Abstract

In this paper we clarify the history of deformation in the Sør Rondane Mountains (SRMs), eastern Dronning Maud Land (DML), East Antarctica, and construct a form-line contour map of the metamorphic and plutonic rocks in order to comprehend their structural features and provide constraints on the collisional tectonics of East and West Gondwana. We divide the deformational history in the SRMs into 13 stages (D1–D13). The tectonic regime varied frequently from extension (D3–D4) to layer-normal compression and layer-parallel extension (D5), to compression (D6), extension (D7), sinistral transtension and sinistral strike-slip (D8), compression (D9–D11), and finally extension related to dextral shearing (D12–D13). D7 and D8 indicate major extensional tectonic activity in the southern part of the East African and Antarctic Orogen (EAAO) before the Pan-African compressional event, and after the c. 600Ma peak of metamorphism. The Pan-African compressional event resulted in the formation of upright folds with horizontal axes that curve along the coastline in central to eastern DML during the D9 deformation that took place between 600 and 560Ma.
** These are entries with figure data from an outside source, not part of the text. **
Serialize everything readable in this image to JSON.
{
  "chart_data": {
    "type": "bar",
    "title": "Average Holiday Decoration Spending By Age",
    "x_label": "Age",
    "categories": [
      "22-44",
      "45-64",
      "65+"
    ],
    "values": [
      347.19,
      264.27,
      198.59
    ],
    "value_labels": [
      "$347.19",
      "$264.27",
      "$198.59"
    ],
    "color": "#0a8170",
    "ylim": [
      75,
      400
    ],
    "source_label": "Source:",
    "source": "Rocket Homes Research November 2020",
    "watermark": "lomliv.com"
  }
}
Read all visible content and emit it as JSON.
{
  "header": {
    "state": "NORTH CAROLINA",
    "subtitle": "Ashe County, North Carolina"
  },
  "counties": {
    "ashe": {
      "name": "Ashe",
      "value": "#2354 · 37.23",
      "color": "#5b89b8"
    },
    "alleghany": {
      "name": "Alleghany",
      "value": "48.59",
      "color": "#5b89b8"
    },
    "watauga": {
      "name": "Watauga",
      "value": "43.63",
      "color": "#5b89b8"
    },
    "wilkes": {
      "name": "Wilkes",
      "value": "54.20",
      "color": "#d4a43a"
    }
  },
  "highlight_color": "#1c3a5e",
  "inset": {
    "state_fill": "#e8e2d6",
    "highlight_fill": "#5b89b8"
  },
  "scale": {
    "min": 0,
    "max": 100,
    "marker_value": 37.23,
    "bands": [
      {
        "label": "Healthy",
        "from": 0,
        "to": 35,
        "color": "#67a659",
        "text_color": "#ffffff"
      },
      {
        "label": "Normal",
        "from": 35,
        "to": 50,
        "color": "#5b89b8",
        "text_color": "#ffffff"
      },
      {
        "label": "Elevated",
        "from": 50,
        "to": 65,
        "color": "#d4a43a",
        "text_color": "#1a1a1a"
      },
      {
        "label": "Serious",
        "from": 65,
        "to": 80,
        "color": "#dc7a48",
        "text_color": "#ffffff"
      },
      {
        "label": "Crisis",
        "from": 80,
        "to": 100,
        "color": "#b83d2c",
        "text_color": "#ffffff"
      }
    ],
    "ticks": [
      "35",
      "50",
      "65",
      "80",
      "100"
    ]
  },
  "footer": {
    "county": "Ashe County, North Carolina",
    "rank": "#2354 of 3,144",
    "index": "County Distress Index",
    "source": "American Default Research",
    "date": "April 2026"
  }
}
The coastline-parallel fold axes and subvertical axial-planes correspond to the X-axes and the XY-planes, respectively, of strain ellipsoids that were progressively rotated counterclockwise toward the central parts of a sinistral shear zone. Therefore, the curved fold axes and axial-planes suggest the EAAO acted as a zone of sinistral transpression during the collision of parts of East and West Gondwana. Around 560–550Ma, during D12, parallel dyke swarms of granitic pegmatite were intruded along normal faults under a regime of NNE–SSW horizontal extensional stress. The extensional paleo-stress and its related structures suggest dextral rather than sinistral shearing took place along the north-trending EAAO during this late Pan-African event. There is the possibility of a reversal of trans-orogen asymmetry from sinistral to dextral in the southern part of the EAAO. The dyke swarms are considered to have been the heralds of the voluminous 530–500Ma A-type granite intrusions in DML. At the same time, the Lützow–Holm Complex was under a non-extensional tectonic regime, and may have been situated in a different orogen from the EAAO.